Der G7-Gipfel 2020 stand von Anfang an unter keinem guten Stern. Keinen einzigen Moment lang ging es bisher um eine inhaltliche Diskussion darüber, was die USA als Vorsitznation überhaupt erreichen wollten. Darüber, auf was sich die sieben wichtigsten westlichen Wirtschaftsnationen einigen sollten.
Stattdessen wurde wochenlang darüber gestritten, ob das traditionsreiche Gipfeltreffen auf einem Golfplatz von US-Präsident Donald Trump in Florida stattfinden darf.
Quersubventionierung einer Anlage von Trump mit Steuergeldern – selbst Republikaner sprachen von Korruption. Trump musste klein beigeben. Als Ersatztagungsort wurde Camp David auserkoren, das Landgut der US-Regierung.
Findet der Gipfel noch statt?
Später war von einem Video-Gipfel die Rede. Dann doch wieder von einem physischen Treffen in Washington. Um zu zeigen – so Trump –, dass die USA die Coronakrise hinter sich haben. Bloss: Merkel und die anderen Staats- und Regierungschefs waren wenig angetan, in die US-Hauptstadt zu reisen.
Nun ist von September die Rede. Oder von November. Mit Russland als Gast. Doch Russland will nicht bloss Gast sein am G7-Treffen, sondern wieder Vollmitglied, wie vor der russischen Annexion der Krim, als die G7 noch die G8 waren.

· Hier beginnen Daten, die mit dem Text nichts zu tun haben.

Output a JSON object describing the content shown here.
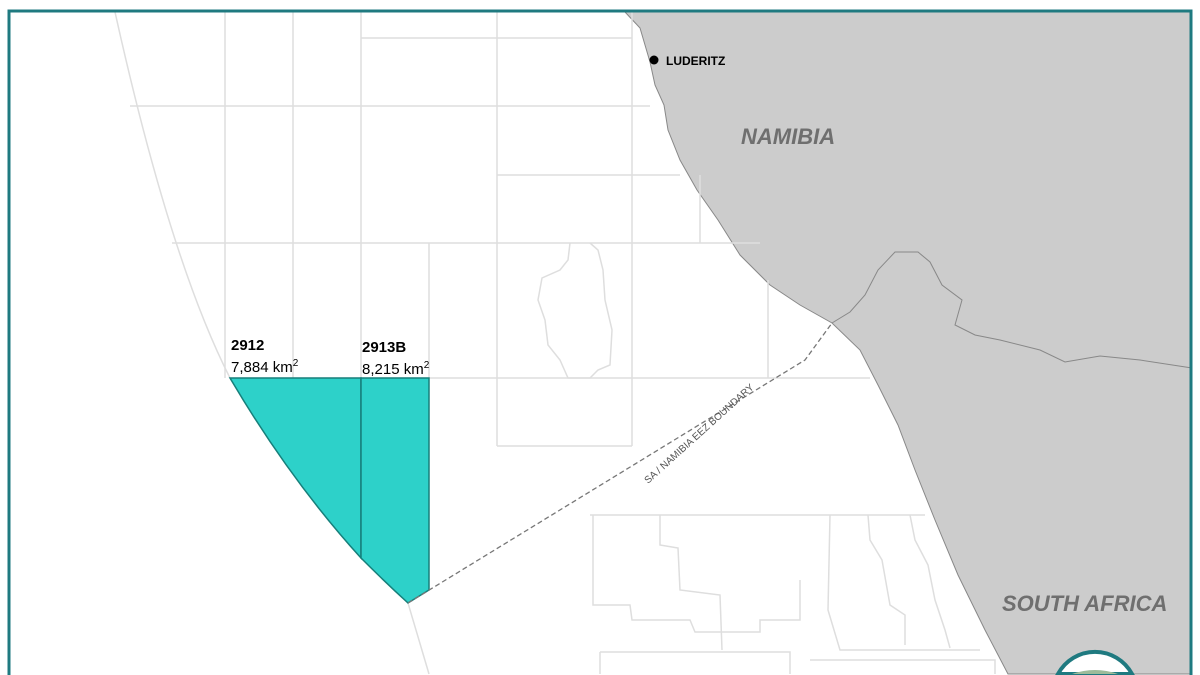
{
  "map": {
    "towns": [
      {
        "name": "LUDERITZ"
      }
    ],
    "countries": [
      {
        "name": "NAMIBIA"
      },
      {
        "name": "SOUTH AFRICA"
      }
    ],
    "boundary_label": "SA / NAMIBIA EEZ BOUNDARY",
    "blocks": [
      {
        "id": "2912",
        "area": "7,884 km",
        "unit_sup": "2"
      },
      {
        "id": "2913B",
        "area": "8,215 km",
        "unit_sup": "2"
      }
    ],
    "colors": {
      "block_fill": "#2dd1c9",
      "block_stroke": "#167f7a",
      "land": "#cccccc",
      "frame": "#1f7a80",
      "grid": "#dedede"
    }
  }
}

Das wiederum wollen die meisten G7-Staaten nicht. Ob also irgendwann dieses Jahr noch ein G7-Gipfel stattfindet, ist völlig ungewiss.
Es ist inzwischen auch unerheblich. Die Chance, die G7 zu nutzen, hat Trump längst vertan. Wichtige Ministertreffen, bei denen Gipfelbeschlüsse vorbereitet werden, fanden gar nicht statt. Der US-Präsident hat weder Ziel noch Vision für sein Vorsitzjahr.
Und gar kein Interesse am G7-Format, in dem sich einmal im Jahr die Staats- und Regierungschefs drei Tage lang mehr oder weniger informell austauschen. Internationale Koordination? Abstimmung? Multilateralismus? Auf dem Ohr ist Trump taub.
In der Vergangenheit oft Taktgeber
Gewiss: Der Klub der Mächtigen, die G7, ist ohnehin umstritten. Genauso wie die G20, bei der auch Länder wie China, Russland, Saudi-Arabien oder Brasilien dabei sind. Es ist eine Anmassung, wenn ein kleiner Kreis von Staaten beansprucht, die Weichen für die Welt zu stellen.
Andererseits ist der Kreis sämtlicher 193 Mitglieder der UNO zwar demokratisch besser legitimiert. Aber dort ist die Entscheidungsfindung unendlich langsam und man ist sich selten einig.
In der Vergangenheit schafften es die G7 mehrfach, im guten Sinne Taktgeber für die Welt zu sein, etwa nach der Erdölkrise Mitte der 1970er Jahre. Oder während der Schuldenkrise in Afrika. Erneut nach 9/11 und dem Aufkommen des dschihadistischen Terrorismus. Oder in der Klimapolitik. Die G20 wiederum hatte in der Finanzkrise 2008 ein kurzes Erfolgserlebnis.
G7 auf Tauchstation
Dieses Jahr lieferte die Coronakrise der G7 eine Steilvorlage. Hier hätten sie gemeinsam etwas anschieben können: Die koordinierte Entwicklung eines Impfstoffs. Die Stärkung der Weltgesundheitsorganisation WHO. Ein Nothilfeprogramm für die ärmsten von Corona betroffenen Staaten. Und eine Art Marshallplan, um den weltwirtschaftlichen Absturz zu verhindern.
Nichts von alledem ist passiert. Die G7 befinden sich auf Tauchstation. Die Steilvorlage war da. Doch Donald Trump schoss den Ball ins Aus. Und damit möglicherweise gleich auch die G7-Runde als weltpolitisch relevante Akteurin.